According to the results from the second year of the COMET trial, early use of the combination of etanercept and methotrexate in rheumatoid arthritis (RA) appears to be superior to methotrexate monotherapy in terms of both clinical and radiographical outcomes.
The COMET trial randomised 542 patients with early moderate-to-severe RA who were methotrexate-naïve to methotrexate (MTX; 7.5-20mg/week; n=268) or MTX (same dose) plus etanercept (50mg/week; n=274). Initial results from the COMET trial, published in the Lancet in 2008, showed that a higher proportion of the combination treatment group achieved clinical remission and radiographical non-progression at 52 weeks (these were the co-primary endpoints; see NeLM news summary at the link below for further details).

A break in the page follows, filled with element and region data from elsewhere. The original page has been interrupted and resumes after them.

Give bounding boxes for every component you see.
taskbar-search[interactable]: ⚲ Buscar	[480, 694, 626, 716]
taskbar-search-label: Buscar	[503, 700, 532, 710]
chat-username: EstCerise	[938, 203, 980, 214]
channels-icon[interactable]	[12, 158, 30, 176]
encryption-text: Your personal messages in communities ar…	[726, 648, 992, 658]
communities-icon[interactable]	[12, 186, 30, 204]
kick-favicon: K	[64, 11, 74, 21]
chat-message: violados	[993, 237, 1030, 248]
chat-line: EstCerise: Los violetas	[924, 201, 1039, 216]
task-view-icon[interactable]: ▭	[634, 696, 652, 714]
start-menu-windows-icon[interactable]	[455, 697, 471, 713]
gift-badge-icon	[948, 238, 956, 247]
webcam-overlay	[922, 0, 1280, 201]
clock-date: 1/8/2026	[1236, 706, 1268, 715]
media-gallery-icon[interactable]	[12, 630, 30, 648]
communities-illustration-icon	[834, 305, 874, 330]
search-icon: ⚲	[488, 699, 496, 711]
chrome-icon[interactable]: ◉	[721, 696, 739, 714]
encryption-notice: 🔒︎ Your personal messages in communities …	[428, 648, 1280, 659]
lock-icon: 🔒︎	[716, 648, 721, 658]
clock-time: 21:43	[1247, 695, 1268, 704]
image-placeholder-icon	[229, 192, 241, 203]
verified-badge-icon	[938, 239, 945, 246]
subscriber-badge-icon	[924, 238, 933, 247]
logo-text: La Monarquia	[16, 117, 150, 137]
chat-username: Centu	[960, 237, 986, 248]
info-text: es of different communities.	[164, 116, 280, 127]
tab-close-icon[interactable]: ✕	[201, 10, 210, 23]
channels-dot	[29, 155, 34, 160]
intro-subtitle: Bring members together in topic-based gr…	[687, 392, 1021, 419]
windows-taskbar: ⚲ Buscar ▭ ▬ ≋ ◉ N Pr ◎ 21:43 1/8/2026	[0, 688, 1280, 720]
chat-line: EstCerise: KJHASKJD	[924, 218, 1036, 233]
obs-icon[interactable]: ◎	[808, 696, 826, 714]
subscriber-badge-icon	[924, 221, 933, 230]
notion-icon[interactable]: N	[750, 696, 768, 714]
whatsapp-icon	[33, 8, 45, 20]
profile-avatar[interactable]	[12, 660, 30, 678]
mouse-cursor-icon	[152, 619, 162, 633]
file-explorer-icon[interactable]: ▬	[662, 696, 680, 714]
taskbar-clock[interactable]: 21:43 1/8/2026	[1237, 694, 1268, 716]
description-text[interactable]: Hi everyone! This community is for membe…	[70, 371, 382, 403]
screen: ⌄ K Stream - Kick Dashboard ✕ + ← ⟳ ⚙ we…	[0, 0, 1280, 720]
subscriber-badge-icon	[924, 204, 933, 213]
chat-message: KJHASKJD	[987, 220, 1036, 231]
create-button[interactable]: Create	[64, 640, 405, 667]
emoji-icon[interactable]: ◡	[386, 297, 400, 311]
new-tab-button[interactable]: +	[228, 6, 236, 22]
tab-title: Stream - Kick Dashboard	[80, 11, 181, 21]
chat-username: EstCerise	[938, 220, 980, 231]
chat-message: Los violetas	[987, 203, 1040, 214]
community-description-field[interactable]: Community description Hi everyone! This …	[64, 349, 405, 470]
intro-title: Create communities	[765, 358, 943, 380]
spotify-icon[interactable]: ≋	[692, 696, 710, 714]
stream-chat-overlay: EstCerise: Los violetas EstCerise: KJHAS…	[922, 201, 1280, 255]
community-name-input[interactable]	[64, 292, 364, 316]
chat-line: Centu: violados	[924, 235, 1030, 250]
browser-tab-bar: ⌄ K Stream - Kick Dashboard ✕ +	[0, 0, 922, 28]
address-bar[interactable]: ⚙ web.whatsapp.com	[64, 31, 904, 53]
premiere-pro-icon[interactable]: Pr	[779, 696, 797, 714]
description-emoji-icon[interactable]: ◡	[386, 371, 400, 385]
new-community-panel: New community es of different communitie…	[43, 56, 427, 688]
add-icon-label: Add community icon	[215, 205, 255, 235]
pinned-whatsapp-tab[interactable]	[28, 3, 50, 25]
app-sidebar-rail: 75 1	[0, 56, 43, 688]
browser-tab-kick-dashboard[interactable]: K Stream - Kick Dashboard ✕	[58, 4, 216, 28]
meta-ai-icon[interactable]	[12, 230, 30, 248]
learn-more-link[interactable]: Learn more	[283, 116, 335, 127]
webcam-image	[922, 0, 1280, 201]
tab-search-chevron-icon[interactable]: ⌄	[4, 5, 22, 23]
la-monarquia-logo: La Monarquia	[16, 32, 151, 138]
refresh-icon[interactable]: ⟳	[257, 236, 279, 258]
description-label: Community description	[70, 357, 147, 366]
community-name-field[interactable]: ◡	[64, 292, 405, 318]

The current publication details the two-year findings from this study – the purpose of this was to evaluate how continuation of and alterations to the initial therapy affect long-term remission and radiographical progression. At study baseline, the subjects were randomised to one of the four following groups:
EM/EM: Combination etanercept and MTX in both years (n=111)
EM/E: Combination treatment in year one and then etanercept alone in year two (n=111)
M/EM: MTX monotherapy in year one then combination treatment in year two (n=90)
M/M: MTX monotherapy for both years (n=99)
All those who completed the first year were eligible for enrolment in the second year (n=411; 398 valid for evaluation of clinical efficacy). Overall, 64 patients discontinued the study between week 52 and week 104 (the last observation carried forward [LOCF] method of analysis was used). The main findings were as follows:
• After two years of treatment, remission (a Disease Activity Score in 28 joints [DAS28] <2.6) was achieved by 62/108 (57%) subjects in the EM/EM group, 54/108 (50%) in the EM/E group, 51/88 (58%) in the M/EM group, and 33/94 (35%) subjects in the M/M group (P<0.01 for the EM/EM and M/EM groups versus the M/M group).
• 4.5 persons (95% CI 2.7-12.7) would have to be treated with EM/EM rather than M/M regimen over two years to achieve one DAS remission.
• Radiographical non-progression (change in the modified Sharp/van der Heijde score 0.5) at year 2 was achieved by 89/99 (90%), 74/99 (75%), 59/79 (75%), and 56/83 (67%), respectively (P<0.01 for EM/EM versus each of the other groups).
The researchers report that no new safety signals or between-group differences in serious adverse events were identified. They conclude that these results “underscore a growing body of evidence that demonstrates the important sustained clinical benefits of intensive therapy in early RA.”